A video taken by Hansen shows the brown two-story A-frame house being carried away by the current.

“That place was my life savings,” Khazak said.

Khazak, who has owned the property since 2000, said he has weathered many seasonal floods while living in Deming, an unincorporated town of a few hundred people in Whatcom County. But the historic flooding that swept across Western Washington this past week brought the Nooksack to record heights. It was unlike anything Khazak had seen before.

“That place was everything,” said Khazak, 54. He added: “I’ve been self-employed, had a couple small businesses. Everything I’ve ever done went into that for the past 25 years. That’s the worst-case scenario.”

As rivers across Western Washington receded this weekend, residents began to recover and get a sense of the scope of the damage. For Khazak and Hansen, the flood destroyed their home, ravaged their garage and reached the small barn where their six pet goats lived.

Before the flood

Like any flood season, Khazak built rock walls to protect his property from the river. He regularly checked the National Oceanic and Atmospheric Administration website to monitor flooding risk.

Floods have taken out chunks of his property over the years, he said. When he bought the property over 20 years ago, he said it measured about 5 acres. But floodwaters have swept away much of it in the years since, he said, leaving behind only 2.5 acres of land.

As the flood forecast worsened, Khazak stood out in the rain, patrolling the riverbank with a flashlight, anxiously watching the river get closer.

When the deck collapsed, he shouted: “Sarah, get the hell out of the house!”

The house became unstable over the next few hours, teetering over the Nooksack River.

Khazak reached out to friends and neighbors to ask for help. A few texts and some quick cellphone photographs of the situation said all they needed to know, he said. But the flooding blocked a key bridge, stalling help.

Aftermath

They lost some treasured items.

Khazak’s younger sister, Michele, died in October, and he had stored some of her artwork, musical instruments and personal items. Khazak said he had recently finished clearing out her condo.

“We were really close,” Khazak said, “I felt that I was able to salvage her stuff – shoes and artwork and all that – and I brought it to my place, but it ended up in the … river.”

After the river swept the house away, friends and neighbors finally arrived. The group retrieved as much as possible from the garage: garden tools, a generator, irreplaceable glass art made by Khazak’s glassblower friends, including wineglasses, paperweights and spheres with flowers inside. They also evacuated the couple’s pet goats. Meanwhile, the river’s level began to fall.

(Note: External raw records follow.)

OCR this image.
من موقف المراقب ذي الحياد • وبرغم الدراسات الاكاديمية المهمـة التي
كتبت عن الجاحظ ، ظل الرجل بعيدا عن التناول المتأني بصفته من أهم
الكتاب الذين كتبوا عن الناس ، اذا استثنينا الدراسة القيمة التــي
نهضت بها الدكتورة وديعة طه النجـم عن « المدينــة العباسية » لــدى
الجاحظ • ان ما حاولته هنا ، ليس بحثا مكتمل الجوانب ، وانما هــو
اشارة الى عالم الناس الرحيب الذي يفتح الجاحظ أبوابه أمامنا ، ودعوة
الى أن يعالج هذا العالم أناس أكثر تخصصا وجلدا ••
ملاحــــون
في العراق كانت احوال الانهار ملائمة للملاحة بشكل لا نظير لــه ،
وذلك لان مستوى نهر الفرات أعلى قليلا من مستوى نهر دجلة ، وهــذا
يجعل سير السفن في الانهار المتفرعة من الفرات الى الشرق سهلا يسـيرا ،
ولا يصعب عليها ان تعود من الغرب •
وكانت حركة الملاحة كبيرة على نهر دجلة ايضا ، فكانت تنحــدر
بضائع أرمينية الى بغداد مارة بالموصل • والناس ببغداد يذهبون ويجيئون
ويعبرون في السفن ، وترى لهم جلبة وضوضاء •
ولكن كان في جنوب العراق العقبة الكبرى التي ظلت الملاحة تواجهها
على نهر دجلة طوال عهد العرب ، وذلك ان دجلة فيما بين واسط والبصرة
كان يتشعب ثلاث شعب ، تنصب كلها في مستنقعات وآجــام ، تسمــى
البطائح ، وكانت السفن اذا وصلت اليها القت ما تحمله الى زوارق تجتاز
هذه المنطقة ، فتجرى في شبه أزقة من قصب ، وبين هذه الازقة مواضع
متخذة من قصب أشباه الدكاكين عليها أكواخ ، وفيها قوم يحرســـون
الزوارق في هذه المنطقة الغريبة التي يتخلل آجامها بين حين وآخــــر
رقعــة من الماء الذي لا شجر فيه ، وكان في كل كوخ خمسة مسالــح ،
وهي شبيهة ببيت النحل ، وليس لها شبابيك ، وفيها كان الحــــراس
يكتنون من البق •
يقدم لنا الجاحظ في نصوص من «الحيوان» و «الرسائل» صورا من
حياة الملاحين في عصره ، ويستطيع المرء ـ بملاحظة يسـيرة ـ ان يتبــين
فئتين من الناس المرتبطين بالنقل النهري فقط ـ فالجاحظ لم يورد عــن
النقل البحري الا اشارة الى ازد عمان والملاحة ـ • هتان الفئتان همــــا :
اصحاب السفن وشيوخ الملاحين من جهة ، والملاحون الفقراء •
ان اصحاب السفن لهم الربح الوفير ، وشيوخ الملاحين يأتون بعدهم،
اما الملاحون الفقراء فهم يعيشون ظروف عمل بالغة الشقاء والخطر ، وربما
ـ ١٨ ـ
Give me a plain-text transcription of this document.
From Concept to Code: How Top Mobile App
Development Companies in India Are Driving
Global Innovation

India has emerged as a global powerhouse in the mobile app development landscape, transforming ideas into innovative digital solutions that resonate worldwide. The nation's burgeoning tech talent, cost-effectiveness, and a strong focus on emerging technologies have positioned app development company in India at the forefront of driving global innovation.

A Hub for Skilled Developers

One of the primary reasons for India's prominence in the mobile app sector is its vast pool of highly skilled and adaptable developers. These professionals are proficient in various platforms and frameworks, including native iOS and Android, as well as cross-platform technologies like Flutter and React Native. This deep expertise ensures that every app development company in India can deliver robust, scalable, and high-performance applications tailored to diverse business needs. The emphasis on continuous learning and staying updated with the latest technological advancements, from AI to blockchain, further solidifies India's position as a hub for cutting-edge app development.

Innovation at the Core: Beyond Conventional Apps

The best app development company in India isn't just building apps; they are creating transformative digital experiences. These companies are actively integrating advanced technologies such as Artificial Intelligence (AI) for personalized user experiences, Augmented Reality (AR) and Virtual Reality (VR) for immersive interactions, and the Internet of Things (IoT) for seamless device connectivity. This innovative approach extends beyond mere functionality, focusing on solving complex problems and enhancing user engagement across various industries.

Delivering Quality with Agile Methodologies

“We thought we were going to be fine,” Hansen said.

But the water kept coming, eroding the land in front of the couple’s garage.

“I was mostly just sitting in shock, and I did a lot of crying,” Hansen said. “Just feeling really sick. Just sick about it.”

On Sunday, the couple visited the property with some contractors to see what they could salvage. Now, even the goat barn has washed away.

Hansen and Khazak are staying in a hotel in Bellingham with their two dogs. The Whatcom Humane Society, where Hansen works as a veterinarian assistant, is watching their goats. The pair doesn’t believe they can build another home on that same property.

I can’t start a new life there,” Khazak said.

And they’re worried about the second atmospheric river forecast this week.

“My concern is that the river is going to take a lot more of the land,” she said. “It’s hard to say how much of his property is even left at this point.”

Emily Treadaway, a family friend, started a GoFundMe for the couple that had raised about $70,000 as of Sunday evening. Treadaway said she and her mother are receiving many messages from people who want to donate clothes, blankets and food. One person offered the couple a free three-month stay in a Bellingham rental home, she said.

“I can’t tell you how many people that I don’t even know have offered to buy me a pair of socks and a toothbrush in the past 24 hours,” Khazak said. He added: “I appreciate every single toothbrush.”